Two-wheeler volumes in the slow lane in March

Muted demand owing to high ownership costs left dealer despatches by domestic two-wheeler manufacturers weak in March. Most companies, including Hero MotoCorp, Honda Motorcycle & Scooter India, TVS Motor Company, Royal Enfield and Suzuki Motorcycle India, despatched smaller volumes. Many manufacturers have already hiked the prices of their models once in January and are expected to do so in April as well.

Domestic volumes at Hero MotoCorp fell 23.62% year-on-year, while at Honda Motorcycle & Scooter India they were down 21.64% y-o- y.

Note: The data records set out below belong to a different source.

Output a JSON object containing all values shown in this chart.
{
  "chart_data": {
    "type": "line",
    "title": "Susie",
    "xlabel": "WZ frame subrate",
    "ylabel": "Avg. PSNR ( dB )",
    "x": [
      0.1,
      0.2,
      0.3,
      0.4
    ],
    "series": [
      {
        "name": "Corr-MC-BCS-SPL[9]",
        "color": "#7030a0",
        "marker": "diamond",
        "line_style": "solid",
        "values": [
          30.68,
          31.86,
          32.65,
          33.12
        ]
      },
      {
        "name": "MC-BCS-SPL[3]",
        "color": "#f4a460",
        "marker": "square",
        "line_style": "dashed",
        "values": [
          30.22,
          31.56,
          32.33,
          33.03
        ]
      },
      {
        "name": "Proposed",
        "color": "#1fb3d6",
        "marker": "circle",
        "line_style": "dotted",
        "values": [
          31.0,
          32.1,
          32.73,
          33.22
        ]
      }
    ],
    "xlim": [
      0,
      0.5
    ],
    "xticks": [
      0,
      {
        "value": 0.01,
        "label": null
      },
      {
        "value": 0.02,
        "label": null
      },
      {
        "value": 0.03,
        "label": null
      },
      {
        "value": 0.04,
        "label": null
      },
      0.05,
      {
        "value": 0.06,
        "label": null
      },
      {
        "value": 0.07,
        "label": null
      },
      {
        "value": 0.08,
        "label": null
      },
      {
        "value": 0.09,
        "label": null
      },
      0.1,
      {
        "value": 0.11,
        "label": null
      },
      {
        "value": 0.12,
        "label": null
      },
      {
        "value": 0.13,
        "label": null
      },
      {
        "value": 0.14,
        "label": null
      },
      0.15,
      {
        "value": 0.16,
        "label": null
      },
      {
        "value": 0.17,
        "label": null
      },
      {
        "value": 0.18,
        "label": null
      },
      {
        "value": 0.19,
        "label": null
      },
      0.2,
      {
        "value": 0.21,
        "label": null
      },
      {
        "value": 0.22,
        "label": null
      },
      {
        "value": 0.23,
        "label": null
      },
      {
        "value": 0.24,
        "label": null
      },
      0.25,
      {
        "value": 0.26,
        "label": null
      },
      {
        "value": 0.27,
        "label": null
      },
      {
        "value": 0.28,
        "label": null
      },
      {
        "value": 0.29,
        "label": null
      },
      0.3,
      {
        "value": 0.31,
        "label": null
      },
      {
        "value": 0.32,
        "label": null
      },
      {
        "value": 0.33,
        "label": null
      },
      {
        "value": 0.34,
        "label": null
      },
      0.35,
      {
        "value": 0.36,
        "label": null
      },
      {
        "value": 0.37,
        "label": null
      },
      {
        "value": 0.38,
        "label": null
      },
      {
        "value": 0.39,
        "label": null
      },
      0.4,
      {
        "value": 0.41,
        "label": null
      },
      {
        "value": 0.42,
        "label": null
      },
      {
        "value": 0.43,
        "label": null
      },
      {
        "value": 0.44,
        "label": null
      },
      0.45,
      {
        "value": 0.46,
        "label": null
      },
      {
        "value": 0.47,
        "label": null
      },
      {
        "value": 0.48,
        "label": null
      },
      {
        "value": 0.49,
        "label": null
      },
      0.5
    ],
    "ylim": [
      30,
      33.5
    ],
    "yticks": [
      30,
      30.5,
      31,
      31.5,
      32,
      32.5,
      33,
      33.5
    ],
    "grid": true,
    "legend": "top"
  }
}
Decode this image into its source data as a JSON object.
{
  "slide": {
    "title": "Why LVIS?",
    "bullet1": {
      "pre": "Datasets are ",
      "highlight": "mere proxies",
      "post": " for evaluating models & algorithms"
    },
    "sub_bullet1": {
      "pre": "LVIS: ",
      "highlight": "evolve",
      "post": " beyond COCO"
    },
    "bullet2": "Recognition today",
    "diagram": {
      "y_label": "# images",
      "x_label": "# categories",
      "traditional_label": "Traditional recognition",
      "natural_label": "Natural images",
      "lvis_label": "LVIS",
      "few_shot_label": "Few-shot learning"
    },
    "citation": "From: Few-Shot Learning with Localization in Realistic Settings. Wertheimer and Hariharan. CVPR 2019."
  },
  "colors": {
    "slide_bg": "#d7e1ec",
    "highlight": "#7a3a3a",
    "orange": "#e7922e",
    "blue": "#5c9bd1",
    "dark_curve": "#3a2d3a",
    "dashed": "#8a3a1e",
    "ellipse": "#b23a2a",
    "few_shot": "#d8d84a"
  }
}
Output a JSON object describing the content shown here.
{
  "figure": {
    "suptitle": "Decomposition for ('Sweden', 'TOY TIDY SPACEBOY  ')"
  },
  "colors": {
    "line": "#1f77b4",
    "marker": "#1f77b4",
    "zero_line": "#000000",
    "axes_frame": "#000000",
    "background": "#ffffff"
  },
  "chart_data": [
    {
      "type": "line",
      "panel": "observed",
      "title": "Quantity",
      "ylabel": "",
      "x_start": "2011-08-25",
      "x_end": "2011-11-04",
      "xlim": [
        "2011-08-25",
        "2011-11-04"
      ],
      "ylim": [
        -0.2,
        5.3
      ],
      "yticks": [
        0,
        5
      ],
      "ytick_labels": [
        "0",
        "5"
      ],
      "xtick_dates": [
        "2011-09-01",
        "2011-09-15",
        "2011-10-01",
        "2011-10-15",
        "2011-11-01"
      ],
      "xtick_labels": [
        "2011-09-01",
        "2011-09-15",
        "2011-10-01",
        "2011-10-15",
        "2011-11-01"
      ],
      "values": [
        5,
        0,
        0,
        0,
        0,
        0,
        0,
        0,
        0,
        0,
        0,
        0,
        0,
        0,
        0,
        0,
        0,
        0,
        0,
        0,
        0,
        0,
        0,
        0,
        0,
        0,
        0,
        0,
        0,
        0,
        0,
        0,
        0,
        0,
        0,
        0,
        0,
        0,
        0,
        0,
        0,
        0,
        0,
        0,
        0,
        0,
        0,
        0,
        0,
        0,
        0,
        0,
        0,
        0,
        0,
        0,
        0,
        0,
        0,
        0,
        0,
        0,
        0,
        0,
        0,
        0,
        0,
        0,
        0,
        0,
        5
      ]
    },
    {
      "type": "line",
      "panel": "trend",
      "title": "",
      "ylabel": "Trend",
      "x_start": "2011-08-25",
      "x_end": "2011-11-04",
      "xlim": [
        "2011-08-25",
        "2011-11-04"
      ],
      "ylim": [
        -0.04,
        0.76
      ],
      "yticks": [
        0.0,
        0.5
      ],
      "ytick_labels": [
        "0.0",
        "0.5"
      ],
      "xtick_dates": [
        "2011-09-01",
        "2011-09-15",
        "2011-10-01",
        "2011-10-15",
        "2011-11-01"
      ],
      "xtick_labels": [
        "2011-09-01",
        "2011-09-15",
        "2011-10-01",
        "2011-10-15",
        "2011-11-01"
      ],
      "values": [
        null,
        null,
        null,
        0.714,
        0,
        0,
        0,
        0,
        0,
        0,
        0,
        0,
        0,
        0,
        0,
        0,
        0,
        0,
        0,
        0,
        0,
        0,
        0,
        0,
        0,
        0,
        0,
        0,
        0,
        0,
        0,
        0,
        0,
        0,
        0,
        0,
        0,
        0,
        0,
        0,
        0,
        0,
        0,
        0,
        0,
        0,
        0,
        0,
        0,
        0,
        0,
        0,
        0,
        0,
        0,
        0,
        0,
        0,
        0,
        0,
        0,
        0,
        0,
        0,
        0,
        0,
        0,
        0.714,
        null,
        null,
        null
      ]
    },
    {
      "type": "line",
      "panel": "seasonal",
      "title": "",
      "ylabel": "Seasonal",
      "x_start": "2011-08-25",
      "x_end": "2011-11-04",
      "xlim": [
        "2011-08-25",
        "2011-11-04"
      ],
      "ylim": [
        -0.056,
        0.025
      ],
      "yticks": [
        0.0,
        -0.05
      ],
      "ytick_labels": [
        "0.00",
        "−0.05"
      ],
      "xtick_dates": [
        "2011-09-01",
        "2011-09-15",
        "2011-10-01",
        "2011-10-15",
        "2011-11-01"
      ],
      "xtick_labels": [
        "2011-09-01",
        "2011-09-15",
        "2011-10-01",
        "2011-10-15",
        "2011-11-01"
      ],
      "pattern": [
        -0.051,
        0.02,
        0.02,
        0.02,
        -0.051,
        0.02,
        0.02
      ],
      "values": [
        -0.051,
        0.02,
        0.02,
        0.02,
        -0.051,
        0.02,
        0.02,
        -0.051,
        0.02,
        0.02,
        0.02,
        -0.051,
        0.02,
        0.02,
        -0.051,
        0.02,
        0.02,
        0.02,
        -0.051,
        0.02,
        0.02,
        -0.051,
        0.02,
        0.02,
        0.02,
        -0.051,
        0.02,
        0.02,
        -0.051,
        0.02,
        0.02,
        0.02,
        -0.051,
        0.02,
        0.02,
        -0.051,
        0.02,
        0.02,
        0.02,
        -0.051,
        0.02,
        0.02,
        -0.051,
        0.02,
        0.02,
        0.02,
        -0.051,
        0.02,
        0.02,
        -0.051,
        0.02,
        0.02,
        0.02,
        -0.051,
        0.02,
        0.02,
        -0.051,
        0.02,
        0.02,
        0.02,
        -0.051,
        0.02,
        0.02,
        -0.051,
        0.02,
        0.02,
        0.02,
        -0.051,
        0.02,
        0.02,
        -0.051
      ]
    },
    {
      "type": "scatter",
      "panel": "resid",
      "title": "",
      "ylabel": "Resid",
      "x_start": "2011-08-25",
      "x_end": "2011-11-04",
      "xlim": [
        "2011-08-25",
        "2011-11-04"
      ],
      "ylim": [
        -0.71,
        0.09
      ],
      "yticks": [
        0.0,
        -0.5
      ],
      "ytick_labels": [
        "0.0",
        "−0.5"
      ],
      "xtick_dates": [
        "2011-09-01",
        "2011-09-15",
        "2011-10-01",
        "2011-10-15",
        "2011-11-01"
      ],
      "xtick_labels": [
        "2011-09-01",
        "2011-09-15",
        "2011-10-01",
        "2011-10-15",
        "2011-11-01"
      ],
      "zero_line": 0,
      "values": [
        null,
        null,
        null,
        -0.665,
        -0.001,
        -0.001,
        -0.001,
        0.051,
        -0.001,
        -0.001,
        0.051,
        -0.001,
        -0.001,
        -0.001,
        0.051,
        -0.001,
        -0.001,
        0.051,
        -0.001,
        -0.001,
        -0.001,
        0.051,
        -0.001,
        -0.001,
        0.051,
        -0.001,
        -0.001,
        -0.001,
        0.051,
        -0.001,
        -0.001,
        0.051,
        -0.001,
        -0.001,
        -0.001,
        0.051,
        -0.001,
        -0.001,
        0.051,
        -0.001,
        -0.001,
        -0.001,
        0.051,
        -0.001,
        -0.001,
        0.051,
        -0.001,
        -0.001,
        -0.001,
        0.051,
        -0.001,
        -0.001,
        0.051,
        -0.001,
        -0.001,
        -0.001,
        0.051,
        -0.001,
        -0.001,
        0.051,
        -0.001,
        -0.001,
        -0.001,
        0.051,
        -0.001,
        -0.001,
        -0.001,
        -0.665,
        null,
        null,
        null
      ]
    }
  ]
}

TVS Motor’s volumes dropped 2.57% y-o-y, while at Royal Enfield they fell 2.82% y-o-y, and at Suzuki Motorcycle India by 15.75%.The entry-level category, which accounts for almost 75% of the two-wheeler market, has been the worst affected. 

“If the agricultural output, rural economy and labour-intensive sectors show improvement, then the category may see a growth of about 9-10% in FY23,” Suraj Ghosh, director, S&P Global, told FE.

While ownership costs have gone up following price hikes by manufacturers to offset increasing input costs, rising fuel prices have driven up running costs.  Prices of aluminium, steel, rubber and palladium have gone up by anywhere between 15% and 50%, over their average prices in the second half of 2021, further pushing the input costs.

However, sector experts believe that with offices and educational institutions re-opening and the wedding season coming up, there could be a pick up in demand.

According to Rajat Mahajan, partner, Deloitte India, the electric two-wheeler space is expected to be very busy in FY23.”However, that will not be enough and the two-wheeler sector’s growth may restricted to a mid-single-digit growth over the current low base,” Mahajan said.